Okay, if you guys are gonna post here, I need you to be mature about it. So, there's this girl that I like, and I'm pretty sure that she likes me, but I don't know if I really like her, or if I just want to get with her for sex. We're really good friends and if I did get with her just for sex, it might ruin our friendship. I want to ask her out, but I don't know how well a relationship would work between us. And I don't want to go out with her and break up with her because I only wanted sex, that's disrespectful, especially to one of my friends. So, does anyone have any ideas on what I should do?
Well, it sounds like you already know that you just want to go out with her for sex. If you're thinking about that, then that probably means that's what you want. And if that's the case, then I say don't do it; both of you will just end up getting hurt. You should want to be with her just because you enjoy her company, not because you want anything from her.
I do enjoy being around her, but I don't want sex to be an underlying cause in getting with her. I've been friends with her for a while and we're pretty close.
Okay, well the fact that your so worried about it kind of indicates that it's the main thing on your mind right now. But, the fact that you're worried may also mean that you'd be able to push those thoughts aside if you really care about her. Just ask yourself this: If you knew that she wouldn't have sex with you for five years or more, would you still want to go out with her?
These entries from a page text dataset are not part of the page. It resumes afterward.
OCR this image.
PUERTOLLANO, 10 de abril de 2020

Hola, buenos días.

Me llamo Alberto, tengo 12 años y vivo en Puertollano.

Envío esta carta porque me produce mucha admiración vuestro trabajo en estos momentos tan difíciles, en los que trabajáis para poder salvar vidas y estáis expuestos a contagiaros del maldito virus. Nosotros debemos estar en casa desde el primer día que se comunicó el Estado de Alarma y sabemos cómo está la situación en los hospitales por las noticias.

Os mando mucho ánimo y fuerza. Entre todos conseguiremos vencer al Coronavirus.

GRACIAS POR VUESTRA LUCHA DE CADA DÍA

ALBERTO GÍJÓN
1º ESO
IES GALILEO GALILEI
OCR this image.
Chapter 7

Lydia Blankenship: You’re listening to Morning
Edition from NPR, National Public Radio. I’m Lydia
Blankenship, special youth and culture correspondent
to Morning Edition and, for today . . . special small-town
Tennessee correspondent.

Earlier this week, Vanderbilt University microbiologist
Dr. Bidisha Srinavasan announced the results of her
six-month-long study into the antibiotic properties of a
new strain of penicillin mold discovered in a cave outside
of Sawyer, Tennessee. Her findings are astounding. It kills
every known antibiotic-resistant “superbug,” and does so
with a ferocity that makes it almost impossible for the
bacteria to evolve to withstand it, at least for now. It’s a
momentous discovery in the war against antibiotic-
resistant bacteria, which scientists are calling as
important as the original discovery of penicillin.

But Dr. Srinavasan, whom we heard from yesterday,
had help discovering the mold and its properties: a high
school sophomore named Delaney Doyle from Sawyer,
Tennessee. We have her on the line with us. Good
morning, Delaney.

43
If yes, then you actually want a relationship and you should ask her out. If no, then sex is more important to you than just being in a relationship with her.
It's good to think these things out and realize that you have a good friendship with her and you could ruin that because of hormones in the end. What I would do is see what makes you her friend in the first place. Is the friendship there only because you are attracted to her or do you like her for other reasons? Are these reasons then that you see enough to want to go out with her and not feel that you are only sexually attracted to her? If you can say yes to that, I'd go for it, because then your heart in other ways would be for it. If not, give yourself some time and don't act on the going out part so that you don't trash the friendship, since it seems important to you. I wish you luck and hope things work out for you, however things turn out.
Agreed. Relationships should not be build because you want to "do the do". It would be better if that waits for a more mature age.
It's impressive that you know about this before anything happened. Anyway, my advice to you is to spent time with yourself keep thinking about it and try to control your urges.